On Feb 16th, 2023, at 16:00
To participate, please contact andrea.gambarotto@uclouvain.be
ABSTRACT:
Enactivism is an approach to cognition that centres embodiment and autonomy. In the philosophy of perception, there is a realism-idealism spectrum, with perception of the ‘objective world as it is’ on one end and perception of only internal constructs on the other end. Where enactivism lands on this spectrum continues to be contested. After all, an organism ‘bringing forth a world’ sounds constructivist. Yet this is in tension with enactivism’s anti-representationalist, anti-solipsistic ambitions which may suggest a realist commitment. Here I will argue that enactivism is not idealist, realist or even something in-between. In short, the ‘colouring’ of an organism’s perception through its own activity and interactional history is incompatible with objective realism; yet the sociomaterial understanding of perception as an organism-environment relation is incompatible with idealism. More fundamentally, I propose that the realism-idealism spectrum in perception itself is rooted in a categorical separation between a reified mind and the world. This separation is incompatible with enactivism altogether, thus also ruling out a potential in-between solution. Avoiding eliminativism, I submit that the notion of mind should be reconceived as relational between organism and environment, radically co-constitutive and co-constructivist.

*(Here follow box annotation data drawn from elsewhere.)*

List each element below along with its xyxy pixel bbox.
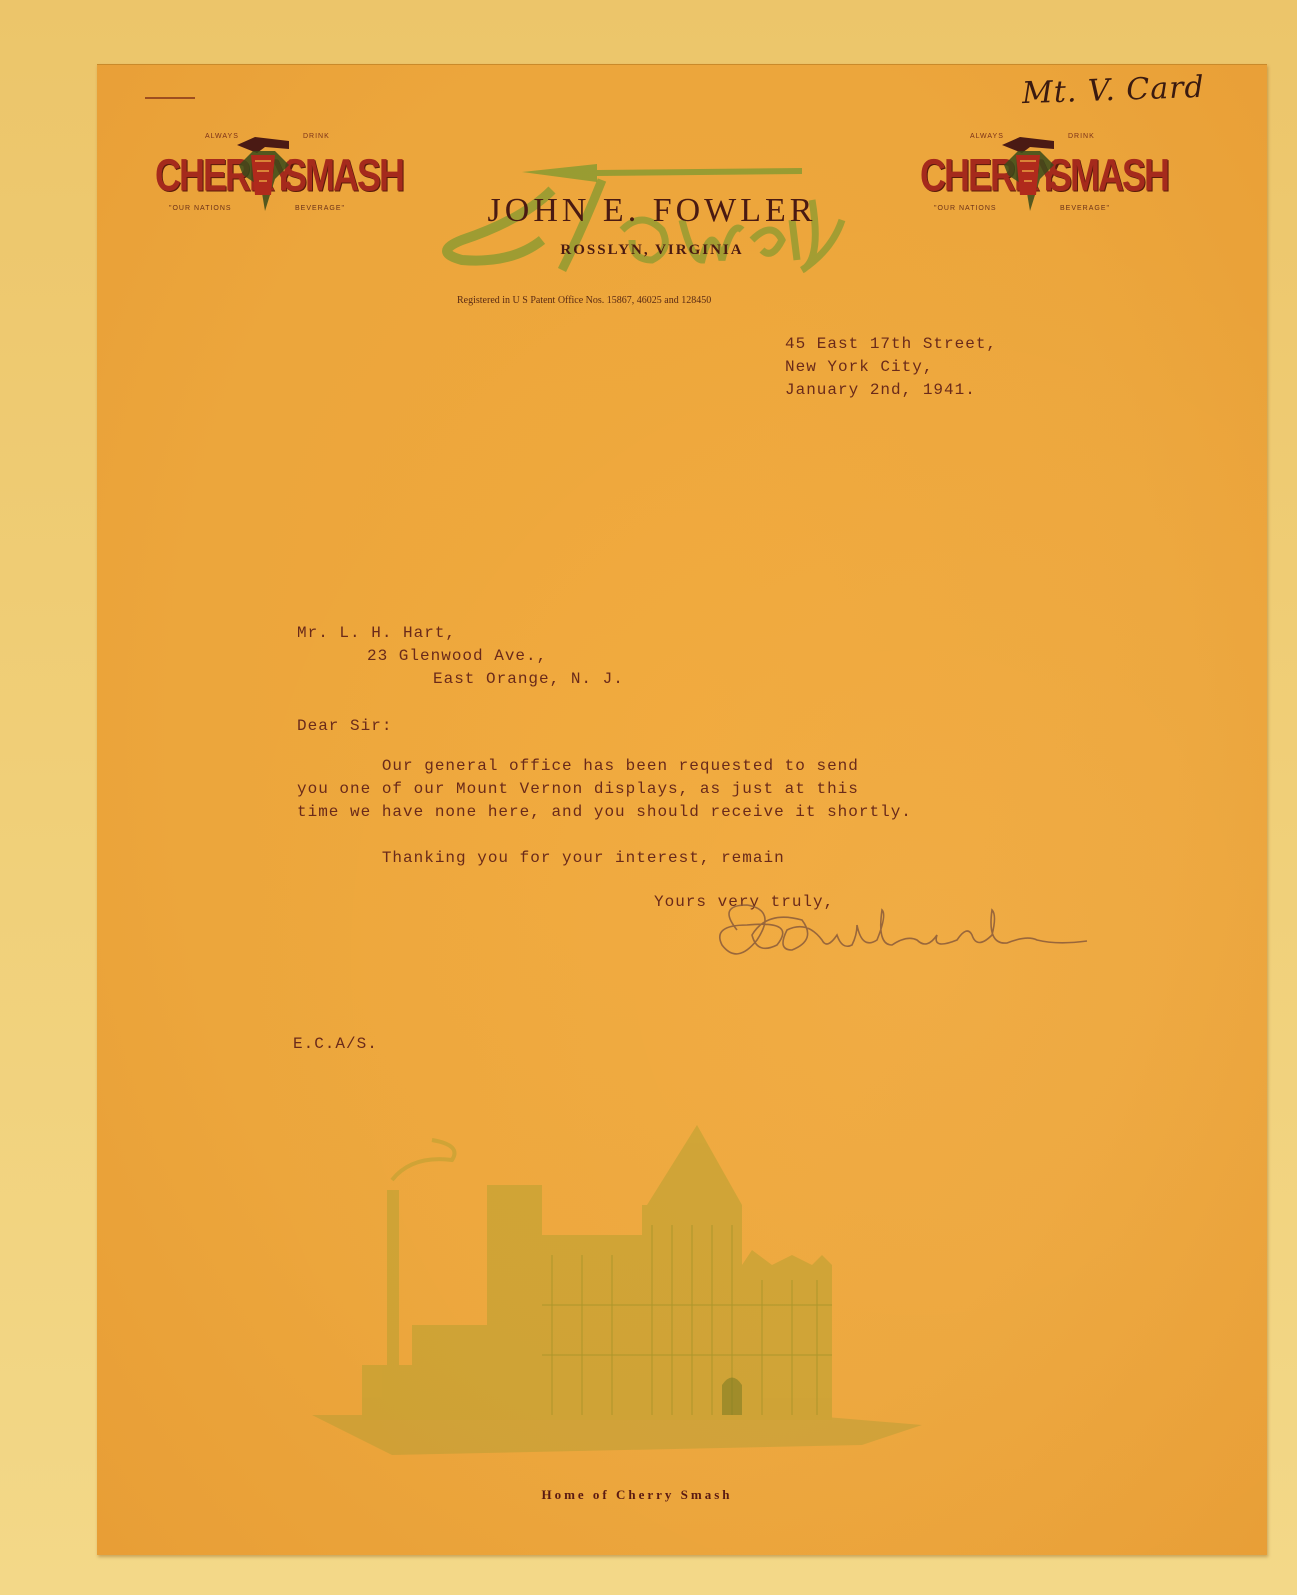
body-paragraph1-line2: you one of our Mount Vernon displays, as… bbox=[297, 778, 859, 800]
logo-tagline-drink: DRINK bbox=[303, 133, 330, 140]
cherry-smash-logo-right: ALWAYS DRINK CHERRY SMASH "OUR NATIONS B… bbox=[920, 127, 1130, 217]
patent-registration-line: Registered in U S Patent Office Nos. 158… bbox=[457, 295, 837, 306]
cherry-smash-logo-left: ALWAYS DRINK CHERRY SMASH "OUR NATIONS B… bbox=[155, 127, 365, 217]
body-paragraph1-line1: Our general office has been requested to… bbox=[297, 755, 859, 777]
company-name: JOHN E. FOWLER bbox=[412, 192, 892, 230]
hatchet-glass-emblem-icon bbox=[235, 131, 291, 213]
body-paragraph2: Thanking you for your interest, remain bbox=[297, 847, 785, 869]
logo-tagline-drink: DRINK bbox=[1068, 133, 1095, 140]
logo-word-smash: SMASH bbox=[283, 149, 403, 202]
logo-tagline-always: ALWAYS bbox=[205, 133, 239, 140]
typist-initials: E.C.A/S. bbox=[293, 1033, 378, 1055]
hatchet-glass-emblem-icon bbox=[1000, 131, 1056, 213]
sender-address-line2: New York City, bbox=[785, 356, 933, 378]
logo-tagline-our-nations: "OUR NATIONS bbox=[169, 205, 232, 212]
pencil-mark bbox=[145, 97, 195, 99]
letter-date: January 2nd, 1941. bbox=[785, 379, 976, 401]
company-location: ROSSLYN, VIRGINIA bbox=[412, 242, 892, 259]
signature: E.C. Auberle bbox=[707, 895, 1107, 965]
sender-address-line1: 45 East 17th Street, bbox=[785, 333, 997, 355]
letter-page: Mt. V. Card ALWAYS DRINK CHERRY SMASH "O… bbox=[97, 64, 1267, 1555]
recipient-name: Mr. L. H. Hart, bbox=[297, 622, 456, 644]
recipient-city: East Orange, N. J. bbox=[433, 668, 624, 690]
logo-word-smash: SMASH bbox=[1048, 149, 1168, 202]
recipient-street: 23 Glenwood Ave., bbox=[367, 645, 547, 667]
logo-tagline-our-nations: "OUR NATIONS bbox=[934, 205, 997, 212]
body-paragraph1-line3: time we have none here, and you should r… bbox=[297, 801, 912, 823]
logo-tagline-beverage: BEVERAGE" bbox=[1060, 205, 1110, 212]
footer-caption: Home of Cherry Smash bbox=[447, 1487, 827, 1503]
handwritten-note: Mt. V. Card bbox=[1021, 70, 1205, 111]
salutation: Dear Sir: bbox=[297, 715, 392, 737]
factory-building-illustration bbox=[302, 1085, 922, 1485]
logo-tagline-always: ALWAYS bbox=[970, 133, 1004, 140]
logo-tagline-beverage: BEVERAGE" bbox=[295, 205, 345, 212]
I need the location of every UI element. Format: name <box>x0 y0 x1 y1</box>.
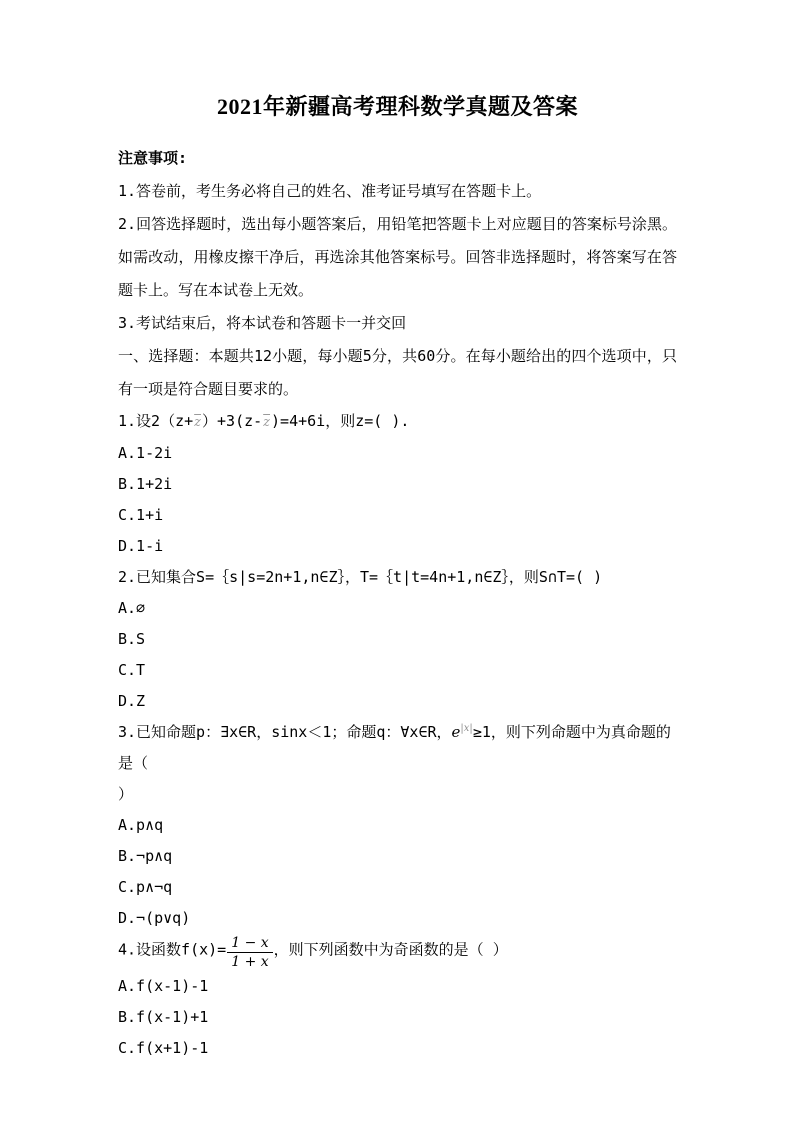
exam-paper-page: 2021年新疆高考理科数学真题及答案 注意事项: 1.答卷前，考生务必将自己的姓… <box>0 0 794 1123</box>
question-4-stem: 4.设函数f(x)=1 − x1 + x，则下列函数中为奇函数的是（ ） <box>118 934 677 971</box>
question-1-option-a: A.1-2i <box>118 438 677 469</box>
question-4-option-b: B.f(x-1)+1 <box>118 1002 677 1033</box>
abs-x-exponent: |x| <box>460 723 472 734</box>
question-1-text-pre: 1.设2（z+ <box>118 412 193 430</box>
z-conjugate-symbol: z <box>262 415 271 430</box>
question-1-text-mid: ）+3(z- <box>202 412 262 430</box>
question-2-option-c: C.T <box>118 655 677 686</box>
question-3-option-c: C.p∧¬q <box>118 872 677 903</box>
question-1-option-c: C.1+i <box>118 500 677 531</box>
notice-heading: 注意事项: <box>118 142 677 175</box>
fraction-numerator: 1 − x <box>227 934 272 953</box>
question-3-option-a: A.p∧q <box>118 810 677 841</box>
question-2-stem: 2.已知集合S=｛s|s=2n+1,n∈Z｝，T=｛t|t=4n+1,n∈Z｝，… <box>118 562 677 593</box>
question-1-stem: 1.设2（z+z）+3(z-z)=4+6i，则z=( ). <box>118 406 677 438</box>
question-4-text-pre: 4.设函数f(x)= <box>118 940 226 958</box>
question-3-stem: 3.已知命题p：∃x∈R，sinx＜1；命题q：∀x∈R，e|x|≥1，则下列命… <box>118 717 677 810</box>
question-2-option-a: A.∅ <box>118 593 677 624</box>
notice-item-2: 2.回答选择题时，选出每小题答案后，用铅笔把答题卡上对应题目的答案标号涂黑。如需… <box>118 208 677 307</box>
page-title: 2021年新疆高考理科数学真题及答案 <box>118 92 677 122</box>
question-2-option-b: B.S <box>118 624 677 655</box>
section-1-intro: 一、选择题：本题共12小题，每小题5分，共60分。在每小题给出的四个选项中，只有… <box>118 340 677 406</box>
question-2-option-d: D.Z <box>118 686 677 717</box>
question-3-close-paren: ） <box>118 785 133 803</box>
notice-item-3: 3.考试结束后，将本试卷和答题卡一并交回 <box>118 307 677 340</box>
question-4-option-a: A.f(x-1)-1 <box>118 971 677 1002</box>
question-1-text-post: )=4+6i，则z=( ). <box>271 412 409 430</box>
question-3-text-pre: 3.已知命题p：∃x∈R，sinx＜1；命题q：∀x∈R， <box>118 723 452 741</box>
question-3-option-d: D.¬(p∨q) <box>118 903 677 934</box>
fraction-denominator: 1 + x <box>227 953 272 971</box>
fraction-1-minus-x-over-1-plus-x: 1 − x1 + x <box>227 934 272 971</box>
question-1-option-b: B.1+2i <box>118 469 677 500</box>
notice-item-1: 1.答卷前，考生务必将自己的姓名、准考证号填写在答题卡上。 <box>118 175 677 208</box>
question-3-option-b: B.¬p∧q <box>118 841 677 872</box>
question-1-option-d: D.1-i <box>118 531 677 562</box>
question-4-option-c: C.f(x+1)-1 <box>118 1033 677 1064</box>
question-4-text-post: ，则下列函数中为奇函数的是（ ） <box>274 940 508 958</box>
z-conjugate-symbol: z <box>193 415 202 430</box>
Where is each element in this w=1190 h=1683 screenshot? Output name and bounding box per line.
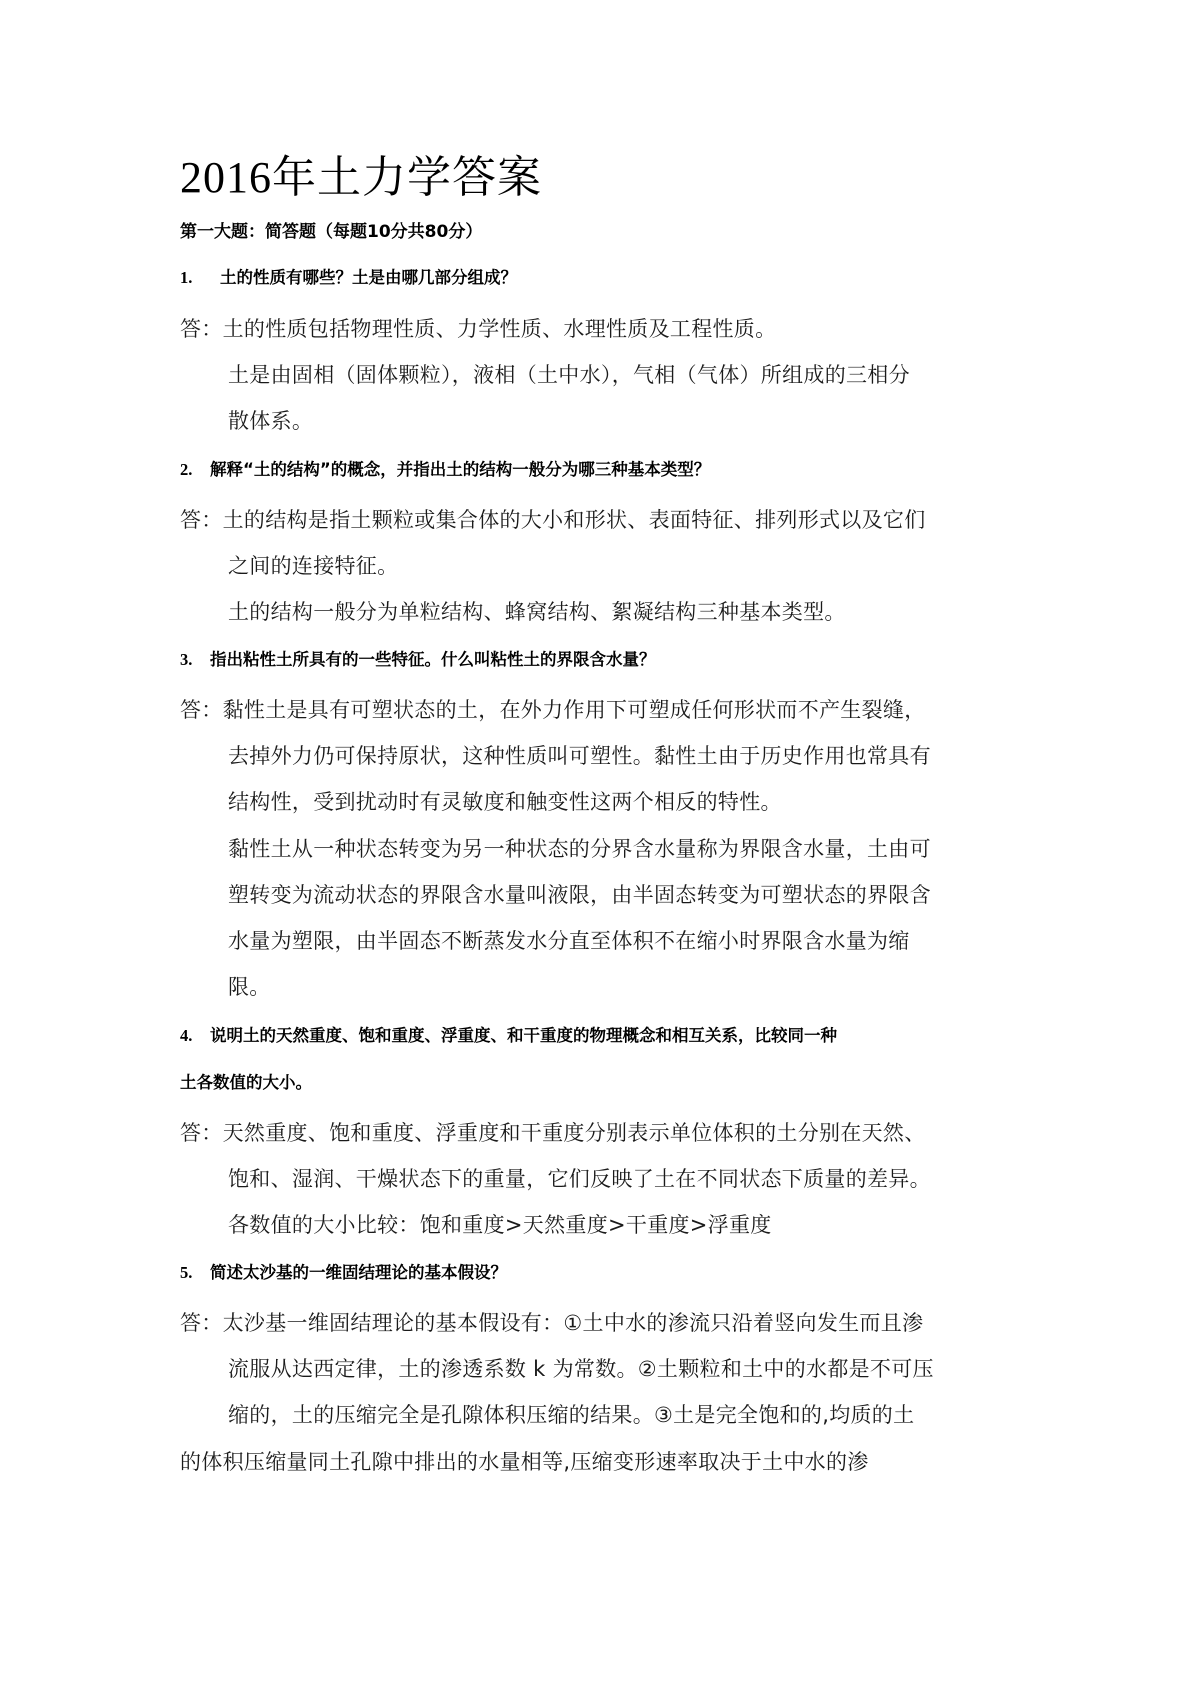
answer-3-line-4: 黏性土从一种状态转变为另一种状态的分界含水量称为界限含水量，土由可 [228,834,931,864]
question-3: 3.指出粘性土所具有的一些特征。什么叫粘性土的界限含水量？ [180,648,656,672]
question-4-line-2: 土各数值的大小。 [180,1071,312,1095]
answer-2-line-2: 之间的连接特征。 [228,551,398,581]
answer-3-line-5: 塑转变为流动状态的界限含水量叫液限，由半固态转变为可塑状态的界限含 [228,880,931,910]
answer-4-line-2: 饱和、湿润、干燥状态下的重量，它们反映了土在不同状态下质量的差异。 [228,1164,931,1194]
answer-1-line-3: 散体系。 [228,406,313,436]
answer-text: 土的结构是指土颗粒或集合体的大小和形状、表面特征、排列形式以及它们 [223,508,926,532]
question-2: 2.解释“土的结构”的概念，并指出土的结构一般分为哪三种基本类型？ [180,458,710,482]
answer-label: 答： [180,1311,223,1335]
answer-text: 土的性质包括物理性质、力学性质、水理性质及工程性质。 [223,317,777,341]
question-number: 3. [180,648,210,672]
question-number: 2. [180,458,210,482]
answer-text: 天然重度、饱和重度、浮重度和干重度分别表示单位体积的土分别在天然、 [223,1121,926,1145]
document-page: 2016年土力学答案 第一大题：简答题（每题10分共80分） 1.土的性质有哪些… [0,0,1190,1683]
question-text: 简述太沙基的一维固结理论的基本假设？ [210,1263,507,1282]
question-5: 5.简述太沙基的一维固结理论的基本假设？ [180,1261,507,1285]
question-number: 5. [180,1261,210,1285]
answer-2-line-1: 答：土的结构是指土颗粒或集合体的大小和形状、表面特征、排列形式以及它们 [180,505,926,535]
answer-5-line-2: 流服从达西定律，土的渗透系数 k 为常数。②土颗粒和土中的水都是不可压 [228,1354,934,1384]
answer-label: 答： [180,1121,223,1145]
answer-label: 答： [180,698,223,722]
document-title: 2016年土力学答案 [180,150,542,206]
section-heading: 第一大题：简答题（每题10分共80分） [180,220,482,244]
question-number: 4. [180,1024,210,1048]
answer-4-line-3: 各数值的大小比较：饱和重度>天然重度>干重度>浮重度 [228,1210,772,1240]
answer-2-line-3: 土的结构一般分为单粒结构、蜂窝结构、絮凝结构三种基本类型。 [228,597,846,627]
answer-5-line-4: 的体积压缩量同土孔隙中排出的水量相等,压缩变形速率取决于土中水的渗 [180,1447,869,1477]
question-4-line-1: 4.说明土的天然重度、饱和重度、浮重度、和干重度的物理概念和相互关系，比较同一种 [180,1024,837,1048]
question-text: 说明土的天然重度、饱和重度、浮重度、和干重度的物理概念和相互关系，比较同一种 [210,1026,837,1045]
question-number: 1. [180,266,220,290]
answer-text: 黏性土是具有可塑状态的土，在外力作用下可塑成任何形状而不产生裂缝， [223,698,926,722]
question-1: 1.土的性质有哪些？土是由哪几部分组成？ [180,266,517,290]
answer-4-line-1: 答：天然重度、饱和重度、浮重度和干重度分别表示单位体积的土分别在天然、 [180,1118,926,1148]
answer-1-line-1: 答：土的性质包括物理性质、力学性质、水理性质及工程性质。 [180,314,776,344]
question-text: 解释“土的结构”的概念，并指出土的结构一般分为哪三种基本类型？ [210,460,710,479]
answer-label: 答： [180,508,223,532]
answer-3-line-2: 去掉外力仍可保持原状，这种性质叫可塑性。黏性土由于历史作用也常具有 [228,741,931,771]
answer-1-line-2: 土是由固相（固体颗粒），液相（土中水），气相（气体）所组成的三相分 [228,360,910,390]
answer-3-line-7: 限。 [228,972,271,1002]
answer-5-line-3: 缩的，土的压缩完全是孔隙体积压缩的结果。③土是完全饱和的,均质的土 [228,1400,914,1430]
answer-5-line-1: 答：太沙基一维固结理论的基本假设有：①土中水的渗流只沿着竖向发生而且渗 [180,1308,923,1338]
answer-3-line-1: 答：黏性土是具有可塑状态的土，在外力作用下可塑成任何形状而不产生裂缝， [180,695,926,725]
answer-text: 太沙基一维固结理论的基本假设有：①土中水的渗流只沿着竖向发生而且渗 [223,1311,924,1335]
answer-label: 答： [180,317,223,341]
answer-3-line-3: 结构性，受到扰动时有灵敏度和触变性这两个相反的特性。 [228,787,782,817]
question-text: 土的性质有哪些？土是由哪几部分组成？ [220,268,517,287]
question-text: 指出粘性土所具有的一些特征。什么叫粘性土的界限含水量？ [210,650,656,669]
answer-3-line-6: 水量为塑限，由半固态不断蒸发水分直至体积不在缩小时界限含水量为缩 [228,926,910,956]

I will proceed as follows. First, I shall provide a brief overview of enactivism, focusing on the notion of sensorimotor autonomy, which captures the self-enabling, self-individuating organisation of clusters of sensorimotor processes like habits. This allows me to say some general things about the notion of ‘mind’ in enactivism, which can be clarified by contrasting it with realism, idealism, and a potential in-between option. I can then contour a positive proposal. Given the autonomous nature of clusters of sensorimotor activities, the encounters of organism and environment — the relations themselves — can be taken to constitute the sensorimotor mind while avoiding the issues of reification. Simultaneously, it is through the plastic changes resulting from these encounters that the organism and environment are and continue to be constructed. Perceptual activity, encompassing organism-environment relations, then, is best understood as self-shaping. I will finish with some of the crucial questions that need more work, like a better understanding of sensorimotor individuation and the nature of the co-constructive processes.